[ZODB-Dev] Tracking down causes for the recent POSKeyError problems we get ...

Joachim Werner joe@iuveno-net.de
Sun, 12 Jan 2003 13:28:19 +0100


Hi!

A while ago I posted about frequent POSKeyErrors we are getting. Before 
blaming FileStorage I'd like to track down the possible causes on 
application level.

For that I'd need some hints:

Running fstest.py returns errors like this (I modified it to not stop at 
the first error it encounters):

606435173 object serialno 0x0348d1012f1eebc4 does not match transaction 
id 0x0348d101f2f4aff7

622613103 object serialno 0x0347852012dcb4a2 does not match transaction 
id 0x0348f77b1bf2f866

622613454 object serialno 0x034800c732d74de6 does not match transaction 
id 0x0348f77b1bf2f866

I haven't found the time yet to dive into ZODB internals. What I'd need 
to know is how I can get Zope (or some Python script instead) to return 
the actual object involved (e.g. formatted as an XML export). I want to 
be able to see if the errors are related to a certain meta_type, type of 
transaction (e.g. copy&paste, object creation, ...) or time.

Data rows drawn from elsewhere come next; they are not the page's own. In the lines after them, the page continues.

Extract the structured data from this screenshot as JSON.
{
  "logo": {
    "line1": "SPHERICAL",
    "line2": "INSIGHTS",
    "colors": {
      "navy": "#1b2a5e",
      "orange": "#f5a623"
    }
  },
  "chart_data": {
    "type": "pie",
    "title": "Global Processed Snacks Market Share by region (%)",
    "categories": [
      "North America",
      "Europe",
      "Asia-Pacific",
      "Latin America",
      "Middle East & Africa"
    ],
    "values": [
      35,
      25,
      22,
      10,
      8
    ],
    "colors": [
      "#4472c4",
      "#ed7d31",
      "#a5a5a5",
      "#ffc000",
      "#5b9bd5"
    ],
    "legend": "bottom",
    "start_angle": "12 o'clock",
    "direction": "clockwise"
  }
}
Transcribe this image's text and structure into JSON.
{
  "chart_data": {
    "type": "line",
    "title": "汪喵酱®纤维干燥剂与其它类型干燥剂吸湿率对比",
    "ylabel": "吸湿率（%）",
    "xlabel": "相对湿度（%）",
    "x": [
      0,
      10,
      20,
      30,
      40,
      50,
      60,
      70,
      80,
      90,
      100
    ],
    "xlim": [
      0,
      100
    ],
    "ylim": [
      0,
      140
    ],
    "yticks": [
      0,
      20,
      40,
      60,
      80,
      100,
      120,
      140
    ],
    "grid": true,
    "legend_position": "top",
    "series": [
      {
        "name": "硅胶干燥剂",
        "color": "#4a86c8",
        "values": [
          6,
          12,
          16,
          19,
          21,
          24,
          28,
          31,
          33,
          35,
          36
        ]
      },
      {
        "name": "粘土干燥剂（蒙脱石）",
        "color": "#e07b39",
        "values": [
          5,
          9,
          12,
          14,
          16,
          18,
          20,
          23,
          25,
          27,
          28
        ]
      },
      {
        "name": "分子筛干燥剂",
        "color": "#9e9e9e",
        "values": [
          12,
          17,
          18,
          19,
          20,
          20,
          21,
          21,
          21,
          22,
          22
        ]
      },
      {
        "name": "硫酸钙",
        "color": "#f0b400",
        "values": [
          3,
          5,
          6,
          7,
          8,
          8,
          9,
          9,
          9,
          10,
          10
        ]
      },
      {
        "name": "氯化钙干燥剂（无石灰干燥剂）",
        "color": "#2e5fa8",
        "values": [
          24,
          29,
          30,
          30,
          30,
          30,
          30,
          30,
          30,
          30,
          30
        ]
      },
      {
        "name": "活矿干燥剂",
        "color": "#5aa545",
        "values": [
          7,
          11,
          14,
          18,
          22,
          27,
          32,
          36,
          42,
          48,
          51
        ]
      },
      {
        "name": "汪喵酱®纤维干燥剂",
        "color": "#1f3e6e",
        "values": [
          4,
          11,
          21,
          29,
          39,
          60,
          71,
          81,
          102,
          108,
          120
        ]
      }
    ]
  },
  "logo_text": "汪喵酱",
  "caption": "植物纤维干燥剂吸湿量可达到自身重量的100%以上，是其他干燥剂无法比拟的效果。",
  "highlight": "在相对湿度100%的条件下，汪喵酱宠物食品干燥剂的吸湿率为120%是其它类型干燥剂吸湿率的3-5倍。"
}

I have not verified this yet, but I think the errors fstest.py returns 
relate to the problems we frequently get: It seems that certain objects 
get lost when the database is packed. So they are still referenced 
somewhere, but the record is removed. This then causes a POSKeyError as 
soon as Zope tries to use the object.

I'd appreciate any kind of hints that help me understand what is going on:

- How does the packing algorithm find out if an object can be removed?

- How can errors like the above (serialno doesn't match transaction id) 
occur?

I am really scared because I didn't have a single case of ZODB data 
corruption for years and now we are getting them on a weekly, sometimes 
daily base ...

Cheers

Joachim